As can be seen from listing 3, we use the Resolvepublic method of the catalog manager to find the value of the URI corresponding to publicid in the catalog by publicID, which is the path to the XSD file.

Summary

This paper first introduces the XML Catalog related concepts and basic principles, so that readers have a preliminary understanding of it. Next, a simple example of how to manually configure the XML Catalog is introduced to give the reader a better understanding. Finally, by extending the XML Catalog and URI Resolver two extension points to achieve more advanced features, so that the reader has a deep understanding of the technology. XML catalog is a more common method to solve the problem of XML real-time verification, especially the combination of XML catalog and URI Resolver Two extension points to solve some special XML file real-time verification problems, often can achieve a multiplier effect.

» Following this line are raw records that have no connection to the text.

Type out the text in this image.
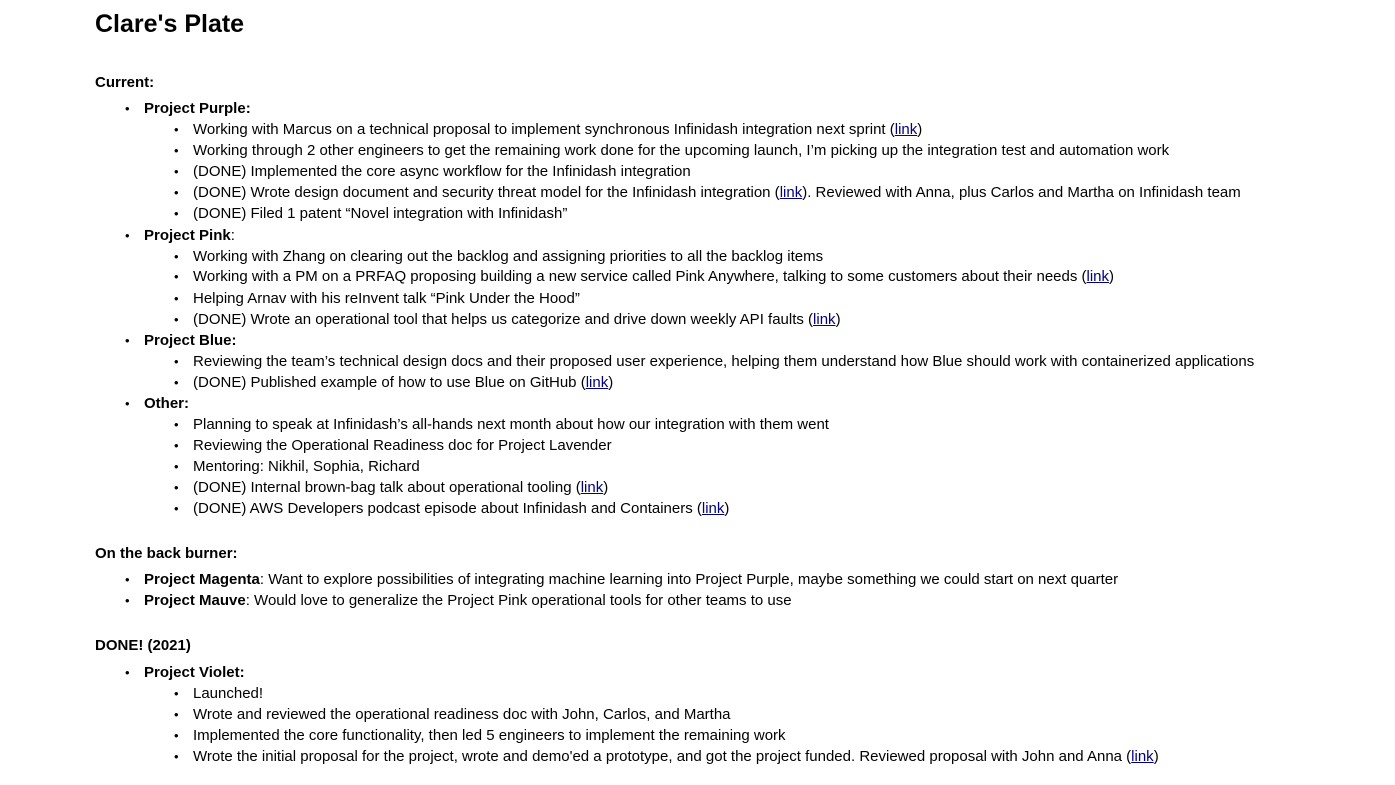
Clare's Plate
Current:
• Project Purple:
• Working with Marcus on a technical proposal to implement synchronous Infinidash integration next sprint (link)
• Working through 2 other engineers to get the remaining work done for the upcoming launch, I’m picking up the integration test and automation work
• (DONE) Implemented the core async workflow for the Infinidash integration
• (DONE) Wrote design document and security threat model for the Infinidash integration (link). Reviewed with Anna, plus Carlos and Martha on Infinidash team
• (DONE) Filed 1 patent “Novel integration with Infinidash”
• Project Pink:
• Working with Zhang on clearing out the backlog and assigning priorities to all the backlog items
• Working with a PM on a PRFAQ proposing building a new service called Pink Anywhere, talking to some customers about their needs (link)
• Helping Arnav with his reInvent talk “Pink Under the Hood”
• (DONE) Wrote an operational tool that helps us categorize and drive down weekly API faults (link)
• Project Blue:
• Reviewing the team’s technical design docs and their proposed user experience, helping them understand how Blue should work with containerized applications
• (DONE) Published example of how to use Blue on GitHub (link)
• Other:
• Planning to speak at Infinidash’s all-hands next month about how our integration with them went
• Reviewing the Operational Readiness doc for Project Lavender
• Mentoring: Nikhil, Sophia, Richard
• (DONE) Internal brown-bag talk about operational tooling (link)
• (DONE) AWS Developers podcast episode about Infinidash and Containers (link)
On the back burner:
• Project Magenta: Want to explore possibilities of integrating machine learning into Project Purple, maybe something we could start on next quarter
• Project Mauve: Would love to generalize the Project Pink operational tools for other teams to use
DONE! (2021)
• Project Violet:
• Launched!
• Wrote and reviewed the operational readiness doc with John, Carlos, and Martha
• Implemented the core functionality, then led 5 engineers to implement the remaining work
• Wrote the initial proposal for the project, wrote and demo'ed a prototype, and got the project funded. Reviewed proposal with John and Anna (link)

(RPM) implements automated real-time validation of XML files via XML Catalog

Contact Us

The content source of this page is from Internet, which doesn't represent Alibaba Cloud's opinion; products and services mentioned on that page don't have any relationship with Alibaba Cloud. If the content of the page makes you feel confusing, please write us an email, we will handle the problem within 5 days after receiving your email.

If you find any instances of plagiarism from the community, please send an email to: info-contact@alibabacloud.com and provide relevant evidence. A staff member will contact you within 5 working days.

A Free Trial That Lets You Build Big!

Start building with 50+ products and up to 12 months usage for Elastic Compute Service

  • Sales Support

    1 on 1 presale consultation

  • After-Sales Support

    24/7 Technical Support 6 Free Tickets per Quarter Faster Response

  • Alibaba Cloud offers highly flexible support services tailored to meet your exact needs.